Intel has long been known as a PC processor manufacturing giant. It, however, begins a new journey into self-driving cars. This new office is surely not going to have the clean and pristine looks of the company’s already existing chip manufacturing center. This time, the new office features self-driving car research facilities built in collaboration with BMW.

At the launch of this Garage, Intel hammered on the huge amount of data needed in researching and developing self-driving cars. This means a faster connection, combined with state-of-the-art artificial intelligence is needed for the smooth operation of the Garage. And that is exactly why the company is relying on 5G for all its processing needs.

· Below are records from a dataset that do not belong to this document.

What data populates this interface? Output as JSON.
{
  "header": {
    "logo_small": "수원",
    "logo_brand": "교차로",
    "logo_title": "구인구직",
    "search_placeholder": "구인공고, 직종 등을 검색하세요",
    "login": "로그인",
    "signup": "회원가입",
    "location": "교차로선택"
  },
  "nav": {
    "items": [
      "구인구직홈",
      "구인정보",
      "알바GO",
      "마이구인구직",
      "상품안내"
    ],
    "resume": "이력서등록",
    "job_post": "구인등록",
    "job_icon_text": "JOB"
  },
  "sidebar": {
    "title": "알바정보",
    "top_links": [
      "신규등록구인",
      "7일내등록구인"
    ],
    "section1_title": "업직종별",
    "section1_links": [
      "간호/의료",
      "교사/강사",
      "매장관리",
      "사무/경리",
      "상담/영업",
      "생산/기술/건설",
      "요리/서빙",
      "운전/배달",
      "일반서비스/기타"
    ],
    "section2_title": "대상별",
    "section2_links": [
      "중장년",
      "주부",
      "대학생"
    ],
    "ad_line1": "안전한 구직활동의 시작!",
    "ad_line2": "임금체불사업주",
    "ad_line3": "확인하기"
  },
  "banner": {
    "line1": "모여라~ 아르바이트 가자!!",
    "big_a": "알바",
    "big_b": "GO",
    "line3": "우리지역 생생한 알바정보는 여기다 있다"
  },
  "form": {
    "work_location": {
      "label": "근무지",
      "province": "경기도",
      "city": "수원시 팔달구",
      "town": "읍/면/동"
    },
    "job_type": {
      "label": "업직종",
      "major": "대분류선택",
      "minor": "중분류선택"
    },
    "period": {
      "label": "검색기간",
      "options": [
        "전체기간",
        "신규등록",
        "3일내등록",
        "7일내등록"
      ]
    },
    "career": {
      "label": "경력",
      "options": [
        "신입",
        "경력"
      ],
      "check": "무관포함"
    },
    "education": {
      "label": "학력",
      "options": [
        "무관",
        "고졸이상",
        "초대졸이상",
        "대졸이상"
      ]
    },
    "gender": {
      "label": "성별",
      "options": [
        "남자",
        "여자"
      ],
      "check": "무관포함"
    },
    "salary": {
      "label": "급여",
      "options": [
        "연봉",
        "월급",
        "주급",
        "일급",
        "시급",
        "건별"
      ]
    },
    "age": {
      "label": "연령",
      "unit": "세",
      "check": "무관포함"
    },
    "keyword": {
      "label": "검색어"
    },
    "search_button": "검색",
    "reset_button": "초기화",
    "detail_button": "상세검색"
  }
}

Self-driving cars are said to reduce the traffic fatalities that occur around the world. The move to achieve this aim is not just welcome by automobile manufacturers, but also suppliers of automotive equipment and technology companies. Together with BMW on this collaboration journey are; Delphi, a supplier of automotive equipment; Here, a consortium created by BMW; Audi, and Mercedes-Benz, all coming together to build real-time data on self-driving cars to accurately determine road conditions.

According to Intel, a single self-driving car produces 4 terabytes of data in a day when used 1.5 hours of drive time. A chunk of this data emanates from cameras, though lidar and radar sensors are equally contributing factors. This kind of data could be uploaded manually onto a data center. Intel, however, will completely rely on a cloud connection. This is the reason why Intel is developing the 5G technology to tackle this issue.

To commercialize its self-driving car technology, the company created what is named the Intel Go Automotive Software Development Kit, an end-to-end SDK intended for the simulation of the million miles at the data center at Intel. Machine learning will be used to label objects in a self-driving car’s surroundings and then come up with the most appropriate driving decisions. This software is to be optimized and loaded onto individual cars, with data mostly gathered by Intel and real world driving experience.

This is not an easy task for Intel as competition is scarily tight, increasing almost every day. Other players in the market include Apple, working on self-driving and other big technologies, Waymo, the spinoff of Google’s self-driving technology, as well as a multitude of others.